Oui, mais ! Cette classe a toujours des « oui mais ! ». C’est casse-pied, mais c’est souvent drôle : « On n’a qu’à tous y aller ! On pourrait se répartir en ateliers, voir les deux classes de CM2. » Il fallait se résigner, ce n’était pas possible, c’était trop tard, pour le jour même. Mais mon échange CM2-6e de l’an prochain est organisé, par les élèves. Mes vifs remerciements pour leur réflexion et leurs propositions intéressantes rencontrèrent un assentiment un peu réservé : « Est-ce qu’il n’est pas en train de se moquer un peu de nous, le professeur ? »
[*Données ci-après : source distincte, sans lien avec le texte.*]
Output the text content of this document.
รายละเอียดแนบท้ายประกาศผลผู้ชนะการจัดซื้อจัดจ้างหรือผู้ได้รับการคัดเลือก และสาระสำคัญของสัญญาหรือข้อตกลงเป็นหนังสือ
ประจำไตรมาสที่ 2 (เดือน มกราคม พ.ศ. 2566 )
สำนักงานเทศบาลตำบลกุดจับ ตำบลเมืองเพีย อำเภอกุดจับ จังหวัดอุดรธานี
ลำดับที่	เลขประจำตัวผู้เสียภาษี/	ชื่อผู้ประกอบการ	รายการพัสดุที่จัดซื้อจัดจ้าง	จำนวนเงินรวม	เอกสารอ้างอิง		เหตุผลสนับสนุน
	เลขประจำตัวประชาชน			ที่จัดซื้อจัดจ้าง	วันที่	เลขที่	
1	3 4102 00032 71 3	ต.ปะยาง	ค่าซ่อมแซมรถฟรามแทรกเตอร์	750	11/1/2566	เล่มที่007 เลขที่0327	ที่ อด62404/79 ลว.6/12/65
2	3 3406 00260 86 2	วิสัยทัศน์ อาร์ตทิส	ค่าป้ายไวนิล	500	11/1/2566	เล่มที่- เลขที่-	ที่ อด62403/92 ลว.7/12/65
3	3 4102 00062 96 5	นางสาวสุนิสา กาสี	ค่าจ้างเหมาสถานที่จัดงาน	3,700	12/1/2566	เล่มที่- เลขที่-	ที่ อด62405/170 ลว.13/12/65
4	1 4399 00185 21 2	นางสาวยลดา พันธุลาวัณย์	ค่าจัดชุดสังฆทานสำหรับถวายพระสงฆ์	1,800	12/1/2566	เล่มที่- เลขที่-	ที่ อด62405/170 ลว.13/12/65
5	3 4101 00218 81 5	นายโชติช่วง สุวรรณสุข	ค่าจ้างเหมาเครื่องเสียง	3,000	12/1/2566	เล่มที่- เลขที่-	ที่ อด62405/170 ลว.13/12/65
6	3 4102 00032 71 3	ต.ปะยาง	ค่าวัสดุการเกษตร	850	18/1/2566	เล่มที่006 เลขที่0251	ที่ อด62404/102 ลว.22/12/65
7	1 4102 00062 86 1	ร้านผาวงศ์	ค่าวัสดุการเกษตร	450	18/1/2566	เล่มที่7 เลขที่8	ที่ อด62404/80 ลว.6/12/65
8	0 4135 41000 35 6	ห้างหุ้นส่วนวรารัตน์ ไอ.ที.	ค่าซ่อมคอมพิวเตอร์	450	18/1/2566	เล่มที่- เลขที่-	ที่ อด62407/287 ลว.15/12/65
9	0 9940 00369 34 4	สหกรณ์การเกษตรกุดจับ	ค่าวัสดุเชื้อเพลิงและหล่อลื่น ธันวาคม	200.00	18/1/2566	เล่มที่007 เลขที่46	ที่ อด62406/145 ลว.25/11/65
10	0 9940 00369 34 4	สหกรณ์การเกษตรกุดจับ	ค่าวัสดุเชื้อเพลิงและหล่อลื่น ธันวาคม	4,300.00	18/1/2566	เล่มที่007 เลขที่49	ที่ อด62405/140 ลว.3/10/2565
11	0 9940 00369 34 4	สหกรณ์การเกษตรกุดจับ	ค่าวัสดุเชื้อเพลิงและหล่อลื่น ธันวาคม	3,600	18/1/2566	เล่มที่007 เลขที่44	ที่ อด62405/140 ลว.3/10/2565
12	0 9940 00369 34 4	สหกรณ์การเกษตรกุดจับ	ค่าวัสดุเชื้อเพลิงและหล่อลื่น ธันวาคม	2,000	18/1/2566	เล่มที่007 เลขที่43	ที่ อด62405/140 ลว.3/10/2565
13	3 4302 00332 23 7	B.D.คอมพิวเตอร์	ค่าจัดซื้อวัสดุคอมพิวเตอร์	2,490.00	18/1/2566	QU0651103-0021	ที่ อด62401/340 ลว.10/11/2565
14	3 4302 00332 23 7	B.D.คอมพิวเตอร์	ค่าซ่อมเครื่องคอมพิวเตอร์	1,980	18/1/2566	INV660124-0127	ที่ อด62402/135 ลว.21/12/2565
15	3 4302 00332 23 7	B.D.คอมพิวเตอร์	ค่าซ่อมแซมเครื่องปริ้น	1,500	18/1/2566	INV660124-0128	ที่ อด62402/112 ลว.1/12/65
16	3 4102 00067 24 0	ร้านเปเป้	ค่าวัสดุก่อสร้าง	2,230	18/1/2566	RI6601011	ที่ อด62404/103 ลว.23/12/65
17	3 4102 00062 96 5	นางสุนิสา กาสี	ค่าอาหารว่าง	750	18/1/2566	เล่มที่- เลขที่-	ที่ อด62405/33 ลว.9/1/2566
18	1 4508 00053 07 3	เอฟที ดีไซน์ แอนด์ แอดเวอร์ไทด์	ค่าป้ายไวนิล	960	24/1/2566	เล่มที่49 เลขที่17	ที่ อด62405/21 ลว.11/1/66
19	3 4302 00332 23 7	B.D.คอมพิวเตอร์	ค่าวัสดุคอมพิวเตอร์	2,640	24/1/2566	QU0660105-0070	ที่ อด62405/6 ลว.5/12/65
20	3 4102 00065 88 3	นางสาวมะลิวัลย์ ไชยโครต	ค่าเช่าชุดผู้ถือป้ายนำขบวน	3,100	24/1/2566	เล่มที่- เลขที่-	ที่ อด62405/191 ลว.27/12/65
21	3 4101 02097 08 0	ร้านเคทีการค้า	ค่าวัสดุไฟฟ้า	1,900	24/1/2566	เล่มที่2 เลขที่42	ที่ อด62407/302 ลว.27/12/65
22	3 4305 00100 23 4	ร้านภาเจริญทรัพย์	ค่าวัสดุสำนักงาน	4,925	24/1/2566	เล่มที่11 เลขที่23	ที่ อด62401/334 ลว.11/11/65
Le jour de la sortie, il pleuvait. Presque toute la classe accompagna en procession les quatre délégués fiers comme tout jusqu’au portail. On a ouvert les parapluies, on ne savait pas que ça annonçait de graves inondations, le moment était beau. La séance se déroula comme prévu. Les élèves étaient joyeux, les CM2 surpris de la connivence entre leurs ainés et leur professeur principal. Les questions fusaient, les réponses n’étaient pas toujours compréhensibles, un peu embrouillées parfois. Ce n’était pas grave, on donnait en spectacle un groupe d’élèves heureux, drôles, qui n’hésitaient pas à faire taire leur professeur trop bavard : « On pensait que c’était nous qui devions parler, monsieur Léon ! » Le temps passa vite, on allait partir, les CM2 mettaient leurs manteaux quand soudain, au fond de la classe, des têtes hilares apparurent : ils étaient venus, cinq ou six, les plus déterminés, ceux qui habitaient autour de l’école, à la fin des cours, ils étaient venus quand même, juste prendre un tout petit peu de ce qu’ils avaient tant désiré.